Опять постучали. Вошел Фальк (ниже подробнее о нём.).
Поговорили о старых воспоминаниях и общих знакомых! Потом наступил этот столь знакомый момент после оживленного разговора, когда всё стихает и происходит странная пауза. Ренгьельм схватил книгу, лежавшую вблизи него, полистал в ней и начал громко читать:
«Кесарево сечение. Диссертация, публично защищаемая в малой аудитории университета». Вот страшные вещи; кто эта несчастная?
— Посмотри, — сказал я, — на второй странице.
Он стал читать дальше.
— «Таз, хранящийся под номером 38 в патологической коллекции академии…» Нет, это не то. «Незамужняя Агнеса Рундгрен…»
Ренгьельм стал бледен, как известь, и ему пришлось встать и пить воду.
— Ты знал ее? — спросил я, чтобы рассеять его.
— Знал ли я ее? Она была в театре в X—кеппинге и потом переселилась сюда, в Стокгольм, в одно кафе, где называлась Бэда Петерсон.
Теперь ты посмотрел бы на Фалька! Разразилась сцена, которая кончилась тем, что Ренгьельм проклинал женщину вообще, на что фальк возбужденно ответил, что существует два рода женщин; он хочет сказать, что между женщиной и женщиной может быть разница, как между ангелом и чёртом. И он говорил с таким волнением, что у Ренгьельма слезы навернулись на глаза.
Фальк. Да! Его я приберег напоследок. Он обручен! Как это произошло? Он сам рассказывал это так: «Мы виделись!»
Как тебе известно, у меня нет предвзятых мнений, я жду опыта; но после того, что я видел, едва ли можно отрицать, что любовь есть нечто, о чём мы, холостяки, не можем судить. То, что мы называем этим именем, есть только легкомыслие. Смейся, старый насмешник!
Я видел только в плохих пьесах такое развитие характера, как у Фалька.

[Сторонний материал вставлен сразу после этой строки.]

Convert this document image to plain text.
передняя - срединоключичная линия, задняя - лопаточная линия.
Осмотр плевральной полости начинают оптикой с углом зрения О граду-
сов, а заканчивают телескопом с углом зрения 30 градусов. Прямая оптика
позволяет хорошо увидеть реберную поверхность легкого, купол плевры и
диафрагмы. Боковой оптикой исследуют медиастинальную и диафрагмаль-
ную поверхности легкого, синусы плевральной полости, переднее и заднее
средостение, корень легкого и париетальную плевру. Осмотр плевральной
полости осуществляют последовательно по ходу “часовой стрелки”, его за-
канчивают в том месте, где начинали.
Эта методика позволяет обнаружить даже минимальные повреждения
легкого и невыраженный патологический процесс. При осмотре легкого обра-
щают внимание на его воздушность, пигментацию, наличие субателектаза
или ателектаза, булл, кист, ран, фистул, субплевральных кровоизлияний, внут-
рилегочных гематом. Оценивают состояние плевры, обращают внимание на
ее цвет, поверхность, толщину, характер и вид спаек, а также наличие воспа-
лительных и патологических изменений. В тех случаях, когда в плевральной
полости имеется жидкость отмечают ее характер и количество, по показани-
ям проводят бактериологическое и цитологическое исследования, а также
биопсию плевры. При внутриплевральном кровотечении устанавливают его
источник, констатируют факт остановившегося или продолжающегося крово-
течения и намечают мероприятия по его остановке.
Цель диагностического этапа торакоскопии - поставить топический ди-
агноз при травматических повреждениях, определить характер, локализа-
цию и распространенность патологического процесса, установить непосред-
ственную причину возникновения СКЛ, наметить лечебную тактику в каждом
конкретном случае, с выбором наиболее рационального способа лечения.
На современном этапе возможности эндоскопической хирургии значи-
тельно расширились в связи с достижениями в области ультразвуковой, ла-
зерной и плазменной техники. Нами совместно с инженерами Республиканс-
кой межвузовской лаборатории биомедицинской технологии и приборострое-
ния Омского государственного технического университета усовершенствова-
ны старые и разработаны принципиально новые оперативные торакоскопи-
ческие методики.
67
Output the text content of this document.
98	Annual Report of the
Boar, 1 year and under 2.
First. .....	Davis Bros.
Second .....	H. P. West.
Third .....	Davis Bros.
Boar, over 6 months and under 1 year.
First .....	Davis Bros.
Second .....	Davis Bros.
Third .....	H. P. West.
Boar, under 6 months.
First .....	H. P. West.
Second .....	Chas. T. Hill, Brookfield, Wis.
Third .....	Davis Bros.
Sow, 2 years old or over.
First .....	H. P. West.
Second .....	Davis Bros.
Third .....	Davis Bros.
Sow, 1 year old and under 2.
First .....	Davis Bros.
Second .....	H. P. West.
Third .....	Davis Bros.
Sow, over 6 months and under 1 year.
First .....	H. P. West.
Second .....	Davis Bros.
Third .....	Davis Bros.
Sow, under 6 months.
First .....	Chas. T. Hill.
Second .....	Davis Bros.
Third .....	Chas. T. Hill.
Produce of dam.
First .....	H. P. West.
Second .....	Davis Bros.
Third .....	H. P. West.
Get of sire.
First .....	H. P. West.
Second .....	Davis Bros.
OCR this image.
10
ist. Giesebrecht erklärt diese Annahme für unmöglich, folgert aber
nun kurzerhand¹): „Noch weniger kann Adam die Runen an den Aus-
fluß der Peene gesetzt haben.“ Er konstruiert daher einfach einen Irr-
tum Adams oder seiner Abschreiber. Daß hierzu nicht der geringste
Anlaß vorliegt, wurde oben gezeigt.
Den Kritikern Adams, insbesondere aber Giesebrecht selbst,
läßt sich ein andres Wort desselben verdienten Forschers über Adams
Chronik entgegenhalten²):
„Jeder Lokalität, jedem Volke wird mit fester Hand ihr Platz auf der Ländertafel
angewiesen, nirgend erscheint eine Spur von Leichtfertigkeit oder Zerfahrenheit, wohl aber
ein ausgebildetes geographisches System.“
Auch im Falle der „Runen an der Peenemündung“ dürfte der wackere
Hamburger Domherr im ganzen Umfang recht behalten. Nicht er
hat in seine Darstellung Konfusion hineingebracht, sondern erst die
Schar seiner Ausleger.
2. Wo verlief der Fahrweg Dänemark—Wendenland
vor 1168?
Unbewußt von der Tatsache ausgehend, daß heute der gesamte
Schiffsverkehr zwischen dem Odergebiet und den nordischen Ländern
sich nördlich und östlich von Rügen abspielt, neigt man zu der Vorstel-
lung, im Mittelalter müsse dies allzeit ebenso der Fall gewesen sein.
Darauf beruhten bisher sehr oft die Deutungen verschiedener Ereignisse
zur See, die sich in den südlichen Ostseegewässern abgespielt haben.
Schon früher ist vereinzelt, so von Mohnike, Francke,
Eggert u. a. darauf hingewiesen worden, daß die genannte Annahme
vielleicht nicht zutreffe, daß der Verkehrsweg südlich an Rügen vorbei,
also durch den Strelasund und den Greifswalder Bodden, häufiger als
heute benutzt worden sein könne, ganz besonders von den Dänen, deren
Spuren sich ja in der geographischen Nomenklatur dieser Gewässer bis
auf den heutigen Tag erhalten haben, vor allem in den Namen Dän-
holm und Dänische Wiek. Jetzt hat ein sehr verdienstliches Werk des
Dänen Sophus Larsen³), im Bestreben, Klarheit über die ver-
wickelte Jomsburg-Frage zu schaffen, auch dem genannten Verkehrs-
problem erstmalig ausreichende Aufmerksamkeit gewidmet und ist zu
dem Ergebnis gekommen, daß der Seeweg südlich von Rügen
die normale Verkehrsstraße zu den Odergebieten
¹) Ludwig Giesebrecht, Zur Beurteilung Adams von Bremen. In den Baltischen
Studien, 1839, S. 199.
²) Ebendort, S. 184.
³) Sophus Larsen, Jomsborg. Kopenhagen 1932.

Можешь себе вообразить, с обручением пошло не так гладко. Отец, старый вдовец, эгоист, пенсионер, — глядевший на свою дочь, как на капитал, и желавший, чтобы она богатой партией приготовила ему приятную старость. (Это нечто весьма повседневное!) Он, значит, наотрез сказал нет! Тут бы ты посмотрел на Фалька! Он вновь и вновь приходил к старику, и тот каждый раз выгонял его, но он опять приходил, заявлял старику прямо в лицо, что они поженятся без его согласия; не знаю, но кажется мне, что они дрались.
Однажды вечером Фальк провожал свою невесту от родных, которым он сам себя представил. Когда они пришли в их улицу, они увидели при свете фонаря старика в окне — у него маленький дом, в котором он живет один. Фальк стучит в калитку; он стучит четверть часа, но никто не открывает. Он перелезает через ворота, при чём на него нападает большая собака, которую он побеждает и запирает в мусорный ящик. Затем он заставляет дворника встать и отпереть. Так они проникли во двор; оставалось еще проникнуть в дом. Он ударяет большим камнем в дверь, но изнутри не слыхать ни звука; тогда он достает из сада лестницу, взбирается к окну старика (совсем так же сделал бы и я) и кричит:
— Откройте дверь, не то я окно выбью!
Тогда раздался голос старика:
— Если ты это сделаешь, негодяй, я пристрелю тебя!
Фальк выбил окошко!
Минуту царила мертвая тишина. Наконец, раздалось за разбитым стеклом:
— Это стильно! (Старик был военным). Ты мне нравишься, малый!
— Я неохотно бью стекла, — сказал Фальк, — но для вашей дочери я готов на всё.
Этим положение было выяснено, и они обручились.
К тому же риксдаг провел свою реорганизацию ведомств и удвоил количество мест и оклады, так что молодой человек, получающий оклад первой категории, уже может жениться! Таким образом, осенью Фальк женится.
Она останется учительницей. Я мало интересуюсь женским вопросом, но думается мне, что наше поколение выведет из брака всё то азиатское, что в нём еще осталось. Обе стороны заключают свободный союз, никто не жертвует своей самостоятельностью, один не стремится воспитать другого, каждый уважает слабость другого, и у обоих товарищество на всю жизнь.